Cham wrote:I've identified three or four things which are showing something is wrong with Celestia :
1- showing the nebulae gives an extremelly laggy animation. My FPS is dropping dramatically as soon as I switch ON the nebulae. With most of the previous builds, it was acceptable. Now, it isn't.
I'm getting 30fps using an Nvidia 7800GTX.
I have not had an opportunity to try this Addon on a slower system, but getting less than 60fps does suggest that there's more overhead than there used to be. The two 3DS Nebula objects in this Addon are simple cube "billboard" objects, each with a 512x512 jpeg image on it. The 3DS model used for the fov image has no transparent materials to cause problems, either.
2- using your addon, I noticed there's a smalll unidentifiable object visible at the center. See the picture below. The red arrow is indicating that "fly", which shouldn't be there
I see no such object on my Windows system.
3- the zoom function is now extremelly laggy, even if only one nebula is showing on screen. There's a clear problem with the FOV zooming at high magnification.
The slowest I've seen is 25fps.
4- Hubble's grid isn't properly aligned anymore, relative to M 16, while it was absolutly perfectly aligned before.

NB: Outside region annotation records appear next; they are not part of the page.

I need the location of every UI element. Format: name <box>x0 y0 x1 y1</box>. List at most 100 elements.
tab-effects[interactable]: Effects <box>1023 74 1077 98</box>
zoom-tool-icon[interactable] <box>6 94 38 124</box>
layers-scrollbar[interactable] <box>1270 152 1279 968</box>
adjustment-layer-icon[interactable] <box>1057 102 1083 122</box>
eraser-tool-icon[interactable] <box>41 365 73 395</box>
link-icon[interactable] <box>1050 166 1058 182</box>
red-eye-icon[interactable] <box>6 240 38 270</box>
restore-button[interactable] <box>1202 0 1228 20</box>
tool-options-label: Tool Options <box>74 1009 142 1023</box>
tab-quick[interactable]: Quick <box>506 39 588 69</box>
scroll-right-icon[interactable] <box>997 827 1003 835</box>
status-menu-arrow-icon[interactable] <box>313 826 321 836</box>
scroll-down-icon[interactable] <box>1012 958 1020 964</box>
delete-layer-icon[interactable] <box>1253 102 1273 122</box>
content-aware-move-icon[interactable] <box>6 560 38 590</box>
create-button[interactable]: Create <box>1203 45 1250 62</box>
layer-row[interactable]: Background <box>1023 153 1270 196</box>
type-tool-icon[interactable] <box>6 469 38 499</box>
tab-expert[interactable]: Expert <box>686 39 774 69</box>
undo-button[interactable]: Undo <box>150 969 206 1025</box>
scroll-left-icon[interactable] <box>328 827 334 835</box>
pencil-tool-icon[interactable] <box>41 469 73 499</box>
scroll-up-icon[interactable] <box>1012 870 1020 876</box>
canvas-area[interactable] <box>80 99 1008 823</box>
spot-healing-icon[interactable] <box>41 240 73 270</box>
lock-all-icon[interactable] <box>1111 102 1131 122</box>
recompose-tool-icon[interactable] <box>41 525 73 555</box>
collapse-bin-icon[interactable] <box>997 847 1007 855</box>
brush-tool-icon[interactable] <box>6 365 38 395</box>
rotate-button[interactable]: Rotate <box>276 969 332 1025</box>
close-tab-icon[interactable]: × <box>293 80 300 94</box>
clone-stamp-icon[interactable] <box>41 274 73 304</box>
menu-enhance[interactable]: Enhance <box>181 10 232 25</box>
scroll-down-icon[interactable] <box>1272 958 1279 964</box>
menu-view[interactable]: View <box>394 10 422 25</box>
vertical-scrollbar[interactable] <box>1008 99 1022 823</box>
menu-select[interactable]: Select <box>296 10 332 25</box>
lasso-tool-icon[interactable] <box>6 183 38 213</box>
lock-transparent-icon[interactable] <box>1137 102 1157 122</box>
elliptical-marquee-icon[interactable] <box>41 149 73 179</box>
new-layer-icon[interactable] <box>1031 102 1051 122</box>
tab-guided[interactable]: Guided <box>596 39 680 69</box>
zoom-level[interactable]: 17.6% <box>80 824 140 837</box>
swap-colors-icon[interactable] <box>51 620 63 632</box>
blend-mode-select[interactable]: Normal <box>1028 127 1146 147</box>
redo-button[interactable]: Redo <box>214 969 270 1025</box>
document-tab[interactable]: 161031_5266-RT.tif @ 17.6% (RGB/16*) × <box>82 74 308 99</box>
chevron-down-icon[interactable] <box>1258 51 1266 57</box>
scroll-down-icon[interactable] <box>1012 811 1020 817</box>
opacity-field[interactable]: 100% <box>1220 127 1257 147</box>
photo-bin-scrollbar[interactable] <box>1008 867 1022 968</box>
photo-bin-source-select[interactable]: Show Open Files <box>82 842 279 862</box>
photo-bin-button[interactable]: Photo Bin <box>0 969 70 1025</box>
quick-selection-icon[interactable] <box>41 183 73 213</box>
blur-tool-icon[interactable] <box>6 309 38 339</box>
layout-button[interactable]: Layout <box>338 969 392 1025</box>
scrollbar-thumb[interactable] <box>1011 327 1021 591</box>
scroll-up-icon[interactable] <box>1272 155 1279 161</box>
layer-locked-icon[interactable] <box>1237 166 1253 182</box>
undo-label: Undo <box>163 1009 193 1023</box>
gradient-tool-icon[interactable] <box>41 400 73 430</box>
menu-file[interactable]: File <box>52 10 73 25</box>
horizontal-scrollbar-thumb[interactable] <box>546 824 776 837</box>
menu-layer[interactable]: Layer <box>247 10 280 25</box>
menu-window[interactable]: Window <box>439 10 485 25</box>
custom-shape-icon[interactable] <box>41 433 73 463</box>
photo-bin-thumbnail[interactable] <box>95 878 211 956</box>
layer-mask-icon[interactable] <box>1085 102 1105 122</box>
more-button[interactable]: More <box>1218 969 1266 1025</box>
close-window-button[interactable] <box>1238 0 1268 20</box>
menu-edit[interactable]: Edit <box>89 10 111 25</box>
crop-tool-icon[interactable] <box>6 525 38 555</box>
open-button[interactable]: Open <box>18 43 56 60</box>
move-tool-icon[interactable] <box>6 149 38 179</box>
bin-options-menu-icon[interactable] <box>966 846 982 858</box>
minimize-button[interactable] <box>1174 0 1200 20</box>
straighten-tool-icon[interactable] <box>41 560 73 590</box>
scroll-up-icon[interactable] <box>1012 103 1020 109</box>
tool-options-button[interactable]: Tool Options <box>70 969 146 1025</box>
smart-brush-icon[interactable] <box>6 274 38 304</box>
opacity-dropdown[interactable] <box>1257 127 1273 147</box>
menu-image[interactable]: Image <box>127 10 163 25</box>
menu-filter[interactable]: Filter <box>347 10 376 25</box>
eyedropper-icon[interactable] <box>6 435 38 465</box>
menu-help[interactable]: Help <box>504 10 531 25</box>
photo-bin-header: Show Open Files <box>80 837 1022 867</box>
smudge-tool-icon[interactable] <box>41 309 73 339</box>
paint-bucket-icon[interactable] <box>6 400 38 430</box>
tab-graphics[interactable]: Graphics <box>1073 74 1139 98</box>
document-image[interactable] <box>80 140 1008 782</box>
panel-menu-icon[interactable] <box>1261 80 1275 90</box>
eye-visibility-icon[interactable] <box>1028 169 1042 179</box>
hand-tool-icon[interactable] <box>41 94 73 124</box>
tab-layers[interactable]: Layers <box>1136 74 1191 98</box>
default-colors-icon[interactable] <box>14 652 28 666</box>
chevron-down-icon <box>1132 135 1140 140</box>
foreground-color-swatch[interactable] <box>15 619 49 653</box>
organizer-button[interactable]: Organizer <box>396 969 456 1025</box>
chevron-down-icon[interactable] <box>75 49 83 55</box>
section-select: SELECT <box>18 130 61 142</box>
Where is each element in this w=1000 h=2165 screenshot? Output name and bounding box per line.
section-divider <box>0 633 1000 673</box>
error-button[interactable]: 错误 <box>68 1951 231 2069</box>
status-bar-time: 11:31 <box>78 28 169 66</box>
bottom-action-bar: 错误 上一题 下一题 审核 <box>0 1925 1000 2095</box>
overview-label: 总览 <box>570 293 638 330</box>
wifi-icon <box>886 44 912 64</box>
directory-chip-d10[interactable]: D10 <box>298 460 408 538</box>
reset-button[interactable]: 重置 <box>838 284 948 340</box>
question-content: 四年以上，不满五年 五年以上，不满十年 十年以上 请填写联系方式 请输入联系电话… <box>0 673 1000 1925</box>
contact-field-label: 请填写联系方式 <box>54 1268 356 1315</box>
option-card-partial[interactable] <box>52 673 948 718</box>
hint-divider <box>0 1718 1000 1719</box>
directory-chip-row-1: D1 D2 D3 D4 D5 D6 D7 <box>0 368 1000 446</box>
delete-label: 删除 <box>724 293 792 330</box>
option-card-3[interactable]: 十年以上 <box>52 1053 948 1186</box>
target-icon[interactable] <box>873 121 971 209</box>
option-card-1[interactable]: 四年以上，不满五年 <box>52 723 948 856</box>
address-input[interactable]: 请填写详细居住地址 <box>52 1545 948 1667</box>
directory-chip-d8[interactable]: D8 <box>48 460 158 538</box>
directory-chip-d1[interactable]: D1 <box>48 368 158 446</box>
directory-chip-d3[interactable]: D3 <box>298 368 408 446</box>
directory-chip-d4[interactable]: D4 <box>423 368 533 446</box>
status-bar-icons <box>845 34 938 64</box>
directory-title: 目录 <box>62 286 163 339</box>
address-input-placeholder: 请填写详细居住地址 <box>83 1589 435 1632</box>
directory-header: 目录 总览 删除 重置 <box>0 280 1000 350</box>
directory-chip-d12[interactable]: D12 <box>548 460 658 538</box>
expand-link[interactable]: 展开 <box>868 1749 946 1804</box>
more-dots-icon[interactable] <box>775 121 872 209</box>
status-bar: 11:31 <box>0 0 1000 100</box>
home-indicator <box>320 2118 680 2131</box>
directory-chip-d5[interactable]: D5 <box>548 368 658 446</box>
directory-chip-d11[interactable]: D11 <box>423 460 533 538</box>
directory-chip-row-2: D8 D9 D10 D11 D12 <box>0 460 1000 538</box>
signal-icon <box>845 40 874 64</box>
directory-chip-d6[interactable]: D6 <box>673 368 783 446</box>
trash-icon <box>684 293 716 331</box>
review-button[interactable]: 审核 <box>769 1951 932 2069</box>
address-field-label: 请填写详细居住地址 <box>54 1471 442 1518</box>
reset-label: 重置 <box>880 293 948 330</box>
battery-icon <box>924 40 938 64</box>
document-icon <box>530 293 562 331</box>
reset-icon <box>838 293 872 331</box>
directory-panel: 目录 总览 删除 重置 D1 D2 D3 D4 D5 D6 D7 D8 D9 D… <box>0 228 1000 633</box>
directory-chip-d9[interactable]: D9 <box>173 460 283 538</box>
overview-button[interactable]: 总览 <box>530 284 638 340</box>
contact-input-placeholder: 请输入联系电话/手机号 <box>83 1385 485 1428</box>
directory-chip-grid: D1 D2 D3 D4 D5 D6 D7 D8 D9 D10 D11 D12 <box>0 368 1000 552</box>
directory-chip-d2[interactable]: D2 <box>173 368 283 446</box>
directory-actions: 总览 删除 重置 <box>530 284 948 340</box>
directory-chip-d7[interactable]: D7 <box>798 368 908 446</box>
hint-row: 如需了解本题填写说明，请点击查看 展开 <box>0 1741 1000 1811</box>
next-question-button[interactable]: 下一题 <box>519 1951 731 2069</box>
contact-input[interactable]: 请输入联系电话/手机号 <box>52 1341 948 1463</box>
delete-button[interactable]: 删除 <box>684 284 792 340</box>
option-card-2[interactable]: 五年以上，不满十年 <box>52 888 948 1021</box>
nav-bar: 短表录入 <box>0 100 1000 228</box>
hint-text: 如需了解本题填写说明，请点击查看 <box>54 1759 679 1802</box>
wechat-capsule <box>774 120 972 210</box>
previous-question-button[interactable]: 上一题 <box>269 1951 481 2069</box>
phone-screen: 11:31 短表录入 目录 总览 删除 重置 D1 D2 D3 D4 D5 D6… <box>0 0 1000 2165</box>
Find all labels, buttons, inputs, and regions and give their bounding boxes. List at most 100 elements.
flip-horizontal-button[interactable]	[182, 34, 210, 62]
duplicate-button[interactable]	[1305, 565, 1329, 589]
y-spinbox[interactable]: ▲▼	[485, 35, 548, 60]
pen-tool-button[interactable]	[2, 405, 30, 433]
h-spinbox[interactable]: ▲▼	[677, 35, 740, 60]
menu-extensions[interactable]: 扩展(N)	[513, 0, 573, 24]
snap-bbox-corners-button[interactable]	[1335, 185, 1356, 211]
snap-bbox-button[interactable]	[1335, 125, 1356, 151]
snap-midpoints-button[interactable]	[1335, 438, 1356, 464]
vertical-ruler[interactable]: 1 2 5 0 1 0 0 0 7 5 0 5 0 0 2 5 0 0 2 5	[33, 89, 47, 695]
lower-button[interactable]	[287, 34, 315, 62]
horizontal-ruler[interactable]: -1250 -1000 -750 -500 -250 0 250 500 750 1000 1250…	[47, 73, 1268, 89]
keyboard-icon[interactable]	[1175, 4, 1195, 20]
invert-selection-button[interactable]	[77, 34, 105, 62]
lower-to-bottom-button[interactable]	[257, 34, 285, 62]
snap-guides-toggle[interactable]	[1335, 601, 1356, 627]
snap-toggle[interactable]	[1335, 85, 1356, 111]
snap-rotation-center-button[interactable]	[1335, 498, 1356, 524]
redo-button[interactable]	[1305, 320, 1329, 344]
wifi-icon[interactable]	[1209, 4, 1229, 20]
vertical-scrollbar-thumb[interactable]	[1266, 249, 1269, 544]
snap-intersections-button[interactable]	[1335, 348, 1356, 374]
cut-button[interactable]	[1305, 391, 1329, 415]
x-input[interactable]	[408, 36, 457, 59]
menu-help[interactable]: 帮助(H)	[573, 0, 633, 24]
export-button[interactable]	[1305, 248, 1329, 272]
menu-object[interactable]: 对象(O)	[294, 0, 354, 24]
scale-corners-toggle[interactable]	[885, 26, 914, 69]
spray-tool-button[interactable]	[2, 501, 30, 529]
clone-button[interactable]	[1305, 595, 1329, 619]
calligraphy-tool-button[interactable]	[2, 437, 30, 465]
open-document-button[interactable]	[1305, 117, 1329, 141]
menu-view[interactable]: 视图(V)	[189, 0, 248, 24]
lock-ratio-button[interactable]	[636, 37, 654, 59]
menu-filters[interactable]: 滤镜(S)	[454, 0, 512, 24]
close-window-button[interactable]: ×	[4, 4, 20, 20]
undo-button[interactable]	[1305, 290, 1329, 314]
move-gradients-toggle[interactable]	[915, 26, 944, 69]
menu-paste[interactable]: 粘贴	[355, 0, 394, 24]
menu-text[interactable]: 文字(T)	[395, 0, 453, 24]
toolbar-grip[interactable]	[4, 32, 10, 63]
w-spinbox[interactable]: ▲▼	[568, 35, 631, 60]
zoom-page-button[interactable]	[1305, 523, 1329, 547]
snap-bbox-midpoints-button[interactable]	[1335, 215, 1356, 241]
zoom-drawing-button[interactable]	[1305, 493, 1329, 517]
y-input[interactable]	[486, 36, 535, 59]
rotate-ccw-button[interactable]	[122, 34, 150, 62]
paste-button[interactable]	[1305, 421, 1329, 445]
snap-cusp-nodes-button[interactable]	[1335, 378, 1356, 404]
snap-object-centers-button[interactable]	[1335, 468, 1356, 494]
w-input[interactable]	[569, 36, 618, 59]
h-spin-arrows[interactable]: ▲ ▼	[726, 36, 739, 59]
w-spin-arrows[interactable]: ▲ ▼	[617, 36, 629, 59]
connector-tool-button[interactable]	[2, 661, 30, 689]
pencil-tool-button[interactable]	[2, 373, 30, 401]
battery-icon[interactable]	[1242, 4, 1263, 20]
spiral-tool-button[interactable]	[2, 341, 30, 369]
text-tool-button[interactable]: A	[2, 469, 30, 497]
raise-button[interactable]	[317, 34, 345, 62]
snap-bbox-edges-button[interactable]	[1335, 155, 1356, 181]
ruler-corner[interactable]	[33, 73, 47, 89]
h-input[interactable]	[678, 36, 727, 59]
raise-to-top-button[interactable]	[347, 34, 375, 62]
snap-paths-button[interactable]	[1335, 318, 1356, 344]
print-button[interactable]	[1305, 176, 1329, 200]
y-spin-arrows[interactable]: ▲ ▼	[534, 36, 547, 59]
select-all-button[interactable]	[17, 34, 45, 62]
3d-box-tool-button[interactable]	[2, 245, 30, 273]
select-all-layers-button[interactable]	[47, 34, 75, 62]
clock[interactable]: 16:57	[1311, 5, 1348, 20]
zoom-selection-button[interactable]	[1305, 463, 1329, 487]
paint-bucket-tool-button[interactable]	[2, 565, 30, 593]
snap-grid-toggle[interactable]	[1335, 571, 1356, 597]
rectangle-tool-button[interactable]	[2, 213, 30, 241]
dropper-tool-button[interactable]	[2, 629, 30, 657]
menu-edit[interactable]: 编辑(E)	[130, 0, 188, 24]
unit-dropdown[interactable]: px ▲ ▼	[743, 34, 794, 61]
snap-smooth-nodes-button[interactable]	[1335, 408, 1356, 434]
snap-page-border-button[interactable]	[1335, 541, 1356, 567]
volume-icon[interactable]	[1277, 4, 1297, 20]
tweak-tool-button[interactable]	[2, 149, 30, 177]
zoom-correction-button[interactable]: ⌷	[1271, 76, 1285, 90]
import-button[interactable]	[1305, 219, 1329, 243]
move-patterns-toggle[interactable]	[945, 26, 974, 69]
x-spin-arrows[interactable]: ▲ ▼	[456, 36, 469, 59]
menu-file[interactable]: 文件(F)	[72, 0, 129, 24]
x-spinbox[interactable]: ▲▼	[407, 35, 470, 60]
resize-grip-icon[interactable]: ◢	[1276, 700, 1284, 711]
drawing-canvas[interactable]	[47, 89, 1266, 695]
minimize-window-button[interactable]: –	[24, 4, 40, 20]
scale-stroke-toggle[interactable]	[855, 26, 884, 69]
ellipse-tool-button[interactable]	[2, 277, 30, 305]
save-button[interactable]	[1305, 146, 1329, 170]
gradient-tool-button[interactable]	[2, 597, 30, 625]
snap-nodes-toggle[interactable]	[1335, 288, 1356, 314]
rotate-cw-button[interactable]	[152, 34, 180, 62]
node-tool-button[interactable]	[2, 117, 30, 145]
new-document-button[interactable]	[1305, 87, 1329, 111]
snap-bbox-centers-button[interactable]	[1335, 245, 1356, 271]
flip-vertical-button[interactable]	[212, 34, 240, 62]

If you mean that it is rotated relative to the picture, then that's just the way it is. As I mentioned in the readme, the rotational orientation of the hubble-fov model on the "plane of the sky" is not controllable in this version of the Addon. I hope to make this possible in a future version. It is pure chance that the rotational orientation of the fov model in the previous TwoVector BodyFrame versions matches the orientation of the picture of M16.
On the other hand, if you mean that the fov is offset to one side or another, that would happen if your viewpoint is displaced too far to one side or another of the object at "hubble-pov", causing a parallax between "hubble-fov" and the target.
EDIT : I just realised what that "fly" actually is : it is the Hubble's model itself, showing as a tiny object ! I don't understand what it is doing there, but it is the Hubble model !!
What do you see if you type "t*" (turn off Track, look backward)?
When you do that, you should see the "real" Hubble telescope model. It should be extremely large in Celestia's window. You'll have to reduce magnification, returning Celestia to a field of view that is 20 or 40 degrees or more across. If you don't see Hubble there, then perhaps the bug is the "real" Hubble and somehow your viewpoint is very far away from where it is supposed to be (at hubble-pov).